True to the minimalist maxim, Seis Níveis (Six Levels) is what it is: an ensemble of six construction levels. They are mounted on the wall, one on top of another, and separated by even intervals in an unmistakable nod to Donald Judd’s stack pieces that is nevertheless more complex than it at first seems. In contrast with the other precision level piece in the show, Dimensões Variáveis (Variable Dimensions), which allows for expansion or compression, the very title of Seis Níveis states its closure, thus restricting the work to a specific scale. Wrested away from their mundane task of determining whether other objects are horizontally aligned, the levels draw attention only to themselves, but also, by the same token, to our own act of looking at them. What their perfectly centered bubbles now gauge, somewhat ironically, is our rather presumptuous self-reflexivity as we stand there, filling in for painting’s ideal viewing subjects.

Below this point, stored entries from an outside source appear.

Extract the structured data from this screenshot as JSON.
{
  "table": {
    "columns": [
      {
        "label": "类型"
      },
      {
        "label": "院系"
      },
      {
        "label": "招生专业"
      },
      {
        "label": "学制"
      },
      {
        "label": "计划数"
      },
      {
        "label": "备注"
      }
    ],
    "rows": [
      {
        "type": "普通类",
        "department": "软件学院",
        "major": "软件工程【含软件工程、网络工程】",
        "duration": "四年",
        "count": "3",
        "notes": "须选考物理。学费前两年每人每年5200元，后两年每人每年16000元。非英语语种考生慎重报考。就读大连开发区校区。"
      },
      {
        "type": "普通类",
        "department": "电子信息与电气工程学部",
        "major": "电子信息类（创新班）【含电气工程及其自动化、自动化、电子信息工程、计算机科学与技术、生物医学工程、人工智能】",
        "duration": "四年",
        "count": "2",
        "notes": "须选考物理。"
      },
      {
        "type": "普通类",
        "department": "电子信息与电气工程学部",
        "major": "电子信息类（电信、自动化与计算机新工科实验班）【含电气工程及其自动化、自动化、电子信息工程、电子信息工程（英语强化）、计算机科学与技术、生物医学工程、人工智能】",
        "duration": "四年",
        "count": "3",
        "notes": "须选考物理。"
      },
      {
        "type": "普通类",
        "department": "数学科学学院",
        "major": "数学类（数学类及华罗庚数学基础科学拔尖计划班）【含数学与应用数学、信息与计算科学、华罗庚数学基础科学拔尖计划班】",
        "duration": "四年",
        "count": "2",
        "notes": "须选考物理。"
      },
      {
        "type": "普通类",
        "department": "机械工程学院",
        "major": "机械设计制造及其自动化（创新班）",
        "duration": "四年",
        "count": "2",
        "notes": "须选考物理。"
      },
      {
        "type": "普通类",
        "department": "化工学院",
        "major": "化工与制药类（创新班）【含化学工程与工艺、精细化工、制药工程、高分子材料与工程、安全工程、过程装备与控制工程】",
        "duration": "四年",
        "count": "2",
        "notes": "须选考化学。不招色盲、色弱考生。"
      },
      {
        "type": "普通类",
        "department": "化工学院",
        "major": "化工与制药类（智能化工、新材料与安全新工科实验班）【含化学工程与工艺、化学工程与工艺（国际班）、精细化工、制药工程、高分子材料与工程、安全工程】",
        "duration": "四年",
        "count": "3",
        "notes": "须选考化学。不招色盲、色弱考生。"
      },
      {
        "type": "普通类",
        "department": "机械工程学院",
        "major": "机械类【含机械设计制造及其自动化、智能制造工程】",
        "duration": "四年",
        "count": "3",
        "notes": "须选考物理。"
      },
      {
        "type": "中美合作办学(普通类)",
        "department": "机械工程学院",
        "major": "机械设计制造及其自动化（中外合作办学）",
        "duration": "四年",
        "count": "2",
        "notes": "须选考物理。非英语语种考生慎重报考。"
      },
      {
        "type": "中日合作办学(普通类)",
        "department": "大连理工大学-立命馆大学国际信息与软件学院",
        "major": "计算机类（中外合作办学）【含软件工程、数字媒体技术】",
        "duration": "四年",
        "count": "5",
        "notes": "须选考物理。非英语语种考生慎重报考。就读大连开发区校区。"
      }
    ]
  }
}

Retrato (Portrait) is an elaborate rhomboid construction from which a bunch of postcards portraying some of Leirner’s modernist heroes dangles. It is also a work that attests to her love of color: Fastened to a wire, a series of small square samples of Plexiglas suggests a synthesis of Albers with ready-made color; the influence of that artist, who once taught at Yale, is also detectable in Quase Quadrado (Almost Square). Skin (Smoking Red) is the exhibition’s odd work out. This serial and rectangular arrangement of silky rolling paper glued to the wall acted as a cue, further prompting us to relate to the hardware as a deeply tactile sculptural material. It also added a further layer of complexity to the exhibition by means of another set of oppositions: manual work versus leisure activity, the mechanical versus the bodily. The irony, in this case, is that this is not really a comment on issues of labor and class, but rather on elements of one and the same lifestyle.